It's a rainy Texas day, which brings with it exactly the kind of magic you'd think when water hits the desert. Rather than feeling gloomy or grouchy the way it did in Connecticut, it feels nourishing and awakening. The wildflowers that blanket the sides of the roads will burst open tomorrow thanks to all this water, and there's a certain appreciation for it all here. A shift. A difference I have come to love.
And while I'm sitting on my couch in a blanket eating chocolate leftover from Lily's Easter basket, I am happy to be here.
My adjustment to Texas has been tough. Like I never use the word hate, but I can honestly say I hated it here for a long time. And while I'd love to blame it on things outside of myself (the heat, the taxidermy shop across the street, the scorpions in our shoes) the truth is, I hated Texas because I felt stuck. This is a giant state with borders that feel years away. Once we sold the Airstream, and said goodbye to our full-time life on the run, I think my heart felt completely caged-in. I kept having these nightmares that I'd run for miles and miles until I was completely out of breath, and when I'd look around I'd only have gone a few feet.
I didn't know how to fix it. I didn't know if it even needed to be fixed. I just knew that a very beautiful and wild part of myself felt like it had died and I wasn't ready to grieve so I just did the best I could.
Little by little, I began to appreciate the gifts that being a normal, civilized family can bring. Braedon has absolutely thrived in his school, earning the Leadership Award and making the best friends he's ever had in his life. He's somehow navigated early adolescence without one single door slammed in my face or one angsty meltdown. I didn't even know, until witnessing his journey, that it was possible for middle school to be some of the best years of your life. Lily has a confidence that can intimidate old weathered cattle ranchers, and her heart has seemed to grow to fit the expansiveness of the Texas sky. She wears cowgirl boots to the grocery store and sings songs about bluebonnets. In her school photos she is sitting on a bale of hay. Our kids play sports and take dance classes and have regular get togethers with their beloved pals. We have grown to know the first names of our neighborhood bank teller, gluten-free baker, handyman and gas station clerk. When we drop things off at the post office, they ask Braedon how his soccer games are, and notice when he's grown another inch. The familiarity of having friendly faces is something I so longed for on the road, and it warms my bones every time the lady who lives across from us hollers to Lily that she looks pretty in her new dress today, or asks with her deep Southern drawl, "Isn't the sunshine just wonderful this afternoon?" Thomas' computer science job feels like we've won the lottery, and I never even knew how much I loved a predictable and hearty paycheck until it landed in our bank account the second week in Austin. If I could have hugged that automatic deposit, I swear I would have.

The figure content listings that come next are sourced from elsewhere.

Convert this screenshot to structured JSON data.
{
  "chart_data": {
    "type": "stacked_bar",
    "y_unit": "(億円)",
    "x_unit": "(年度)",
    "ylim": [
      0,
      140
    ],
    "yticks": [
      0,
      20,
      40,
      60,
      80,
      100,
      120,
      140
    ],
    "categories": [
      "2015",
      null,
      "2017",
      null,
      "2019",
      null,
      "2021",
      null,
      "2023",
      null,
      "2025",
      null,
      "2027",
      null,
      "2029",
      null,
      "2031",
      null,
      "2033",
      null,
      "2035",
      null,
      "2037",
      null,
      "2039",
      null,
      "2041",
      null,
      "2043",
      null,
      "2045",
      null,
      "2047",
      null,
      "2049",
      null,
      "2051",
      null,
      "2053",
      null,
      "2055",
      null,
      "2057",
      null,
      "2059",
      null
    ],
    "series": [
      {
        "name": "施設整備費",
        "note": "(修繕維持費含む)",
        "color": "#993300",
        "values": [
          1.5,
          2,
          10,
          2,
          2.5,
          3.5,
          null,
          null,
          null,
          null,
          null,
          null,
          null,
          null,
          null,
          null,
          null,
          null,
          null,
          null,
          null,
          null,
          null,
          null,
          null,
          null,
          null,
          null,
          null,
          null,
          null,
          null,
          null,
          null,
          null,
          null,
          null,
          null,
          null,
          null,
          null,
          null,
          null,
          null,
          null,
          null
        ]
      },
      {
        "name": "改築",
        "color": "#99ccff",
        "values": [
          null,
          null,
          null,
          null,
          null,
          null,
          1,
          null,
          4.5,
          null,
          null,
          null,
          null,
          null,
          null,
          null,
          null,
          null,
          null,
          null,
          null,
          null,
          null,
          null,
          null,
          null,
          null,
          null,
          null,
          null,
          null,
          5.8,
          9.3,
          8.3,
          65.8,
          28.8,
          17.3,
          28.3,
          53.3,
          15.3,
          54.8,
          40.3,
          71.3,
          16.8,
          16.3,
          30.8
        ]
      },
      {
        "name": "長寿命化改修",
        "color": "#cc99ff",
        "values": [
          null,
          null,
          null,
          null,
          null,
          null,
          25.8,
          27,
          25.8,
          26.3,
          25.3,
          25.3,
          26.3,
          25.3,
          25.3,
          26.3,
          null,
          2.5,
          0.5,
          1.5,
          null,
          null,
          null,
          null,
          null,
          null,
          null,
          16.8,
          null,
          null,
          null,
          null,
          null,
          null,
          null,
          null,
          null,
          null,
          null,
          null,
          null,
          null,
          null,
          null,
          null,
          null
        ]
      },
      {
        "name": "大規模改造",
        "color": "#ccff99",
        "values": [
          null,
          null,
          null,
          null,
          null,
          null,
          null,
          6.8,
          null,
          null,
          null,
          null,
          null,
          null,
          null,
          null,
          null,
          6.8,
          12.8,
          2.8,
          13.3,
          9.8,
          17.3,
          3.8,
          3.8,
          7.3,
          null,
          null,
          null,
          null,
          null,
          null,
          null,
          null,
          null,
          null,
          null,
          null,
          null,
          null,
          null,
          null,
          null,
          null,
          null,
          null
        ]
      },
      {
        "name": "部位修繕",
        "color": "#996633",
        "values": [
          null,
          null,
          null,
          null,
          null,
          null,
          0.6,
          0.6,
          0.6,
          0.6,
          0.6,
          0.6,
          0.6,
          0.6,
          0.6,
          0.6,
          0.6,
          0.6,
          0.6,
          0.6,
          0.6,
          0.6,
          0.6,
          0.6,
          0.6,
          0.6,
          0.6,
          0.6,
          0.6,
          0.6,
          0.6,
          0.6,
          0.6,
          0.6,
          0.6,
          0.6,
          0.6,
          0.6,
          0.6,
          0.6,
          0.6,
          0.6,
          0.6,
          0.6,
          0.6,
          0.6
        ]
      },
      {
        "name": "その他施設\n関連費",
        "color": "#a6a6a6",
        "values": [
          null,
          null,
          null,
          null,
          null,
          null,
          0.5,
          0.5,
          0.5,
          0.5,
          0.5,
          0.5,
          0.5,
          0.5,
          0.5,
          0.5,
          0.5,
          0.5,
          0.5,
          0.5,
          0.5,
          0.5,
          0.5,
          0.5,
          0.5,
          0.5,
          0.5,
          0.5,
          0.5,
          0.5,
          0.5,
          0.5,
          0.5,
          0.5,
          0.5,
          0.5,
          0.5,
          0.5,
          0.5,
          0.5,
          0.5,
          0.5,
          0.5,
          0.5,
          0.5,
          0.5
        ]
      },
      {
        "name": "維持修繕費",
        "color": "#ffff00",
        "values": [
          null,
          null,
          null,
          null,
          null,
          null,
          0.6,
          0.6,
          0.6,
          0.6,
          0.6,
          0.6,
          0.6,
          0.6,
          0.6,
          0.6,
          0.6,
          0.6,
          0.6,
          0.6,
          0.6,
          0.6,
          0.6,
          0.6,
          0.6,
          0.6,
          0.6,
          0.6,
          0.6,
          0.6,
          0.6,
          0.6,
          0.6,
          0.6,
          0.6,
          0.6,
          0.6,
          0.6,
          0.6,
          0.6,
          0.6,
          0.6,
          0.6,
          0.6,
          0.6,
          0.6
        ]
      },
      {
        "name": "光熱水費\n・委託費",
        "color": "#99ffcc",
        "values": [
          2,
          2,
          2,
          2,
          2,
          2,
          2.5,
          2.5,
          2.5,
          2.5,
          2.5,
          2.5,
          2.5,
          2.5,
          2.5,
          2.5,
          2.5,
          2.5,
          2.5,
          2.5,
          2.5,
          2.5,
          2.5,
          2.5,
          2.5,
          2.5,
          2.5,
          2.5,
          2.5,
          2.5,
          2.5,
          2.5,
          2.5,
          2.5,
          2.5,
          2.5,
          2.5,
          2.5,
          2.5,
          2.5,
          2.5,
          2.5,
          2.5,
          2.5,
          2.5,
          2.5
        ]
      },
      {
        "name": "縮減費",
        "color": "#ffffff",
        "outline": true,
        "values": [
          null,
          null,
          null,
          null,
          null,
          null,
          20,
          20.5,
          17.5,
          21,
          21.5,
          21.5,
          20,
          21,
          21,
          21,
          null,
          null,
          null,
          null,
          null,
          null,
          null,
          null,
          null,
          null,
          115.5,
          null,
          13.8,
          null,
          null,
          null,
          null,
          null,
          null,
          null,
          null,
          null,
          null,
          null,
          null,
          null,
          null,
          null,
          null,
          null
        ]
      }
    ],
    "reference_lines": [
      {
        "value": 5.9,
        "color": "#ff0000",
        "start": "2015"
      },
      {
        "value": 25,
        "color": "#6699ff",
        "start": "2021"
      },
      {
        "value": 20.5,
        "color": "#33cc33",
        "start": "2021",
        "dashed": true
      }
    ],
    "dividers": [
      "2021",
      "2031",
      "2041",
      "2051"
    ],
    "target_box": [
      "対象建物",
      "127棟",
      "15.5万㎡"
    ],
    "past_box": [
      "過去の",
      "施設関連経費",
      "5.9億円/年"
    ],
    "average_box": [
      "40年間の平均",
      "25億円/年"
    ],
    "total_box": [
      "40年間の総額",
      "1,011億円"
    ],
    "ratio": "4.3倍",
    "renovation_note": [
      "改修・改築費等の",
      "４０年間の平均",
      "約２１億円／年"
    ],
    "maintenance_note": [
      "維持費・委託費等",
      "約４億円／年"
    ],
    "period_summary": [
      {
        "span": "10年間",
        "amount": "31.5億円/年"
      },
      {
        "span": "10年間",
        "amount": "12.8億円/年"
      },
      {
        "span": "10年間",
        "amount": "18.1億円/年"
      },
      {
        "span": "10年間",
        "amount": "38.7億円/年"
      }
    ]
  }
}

Our routines are set. We make scrambled eggs each morning and tie shoes and brush teeth. We walk out the door at exactly 7:05 to beat the traffic at the second stop light. I get dressed and brush my hair and try to fit in as best I can. Dinner is on the table by 6:15 each night. There is comfort in all of this, I won't deny that.
My heart has softened to this place and this domestic way of life. And yet...
I cannot pretend that I don't feel most at home in the middle of a forest with my hair messy and my feet muddy. Sure I can fold laundry and bake cupcakes for the PTA like the best of 'em, but only if I know there's an adventure somewhere calling my name. I crave wild rivers up to my collarbone and naked sunrise swims all alone and skin that smells like campfire ash. I long for no cellphone service and sleeping under the stars bundled closely with the ones I love the most. Not seeing anyone else for days and days, except for deer and wild pigs. I need to know that somewhere, in the middle of all of the day-to-day rhythm, there's a space to escape.
I didn't have that when we first got here. But now, I do.
Last week we picked out what is, perhaps, the ugliest camper in the world and yesterday we paid for it. Weekends and summer breaks will be spent being set free.
My friend texted me, "OMG you must be SO excited!" but honestly, I feel the opposite of excited. I feel relief. I feel an exhale. I feel the way the dry and cracked ground outside my window must feel today with all the cool rainwater bringing it back to life, turning dust into the loveliest mud.
And I share all of this to say, we don't have to choose one way or the other. I used to think I did, but it's simply not true. And while I certainly don't have it all figured out, I am so grateful to be in this new space of divine duality, and cannot wait to see what unfolds next.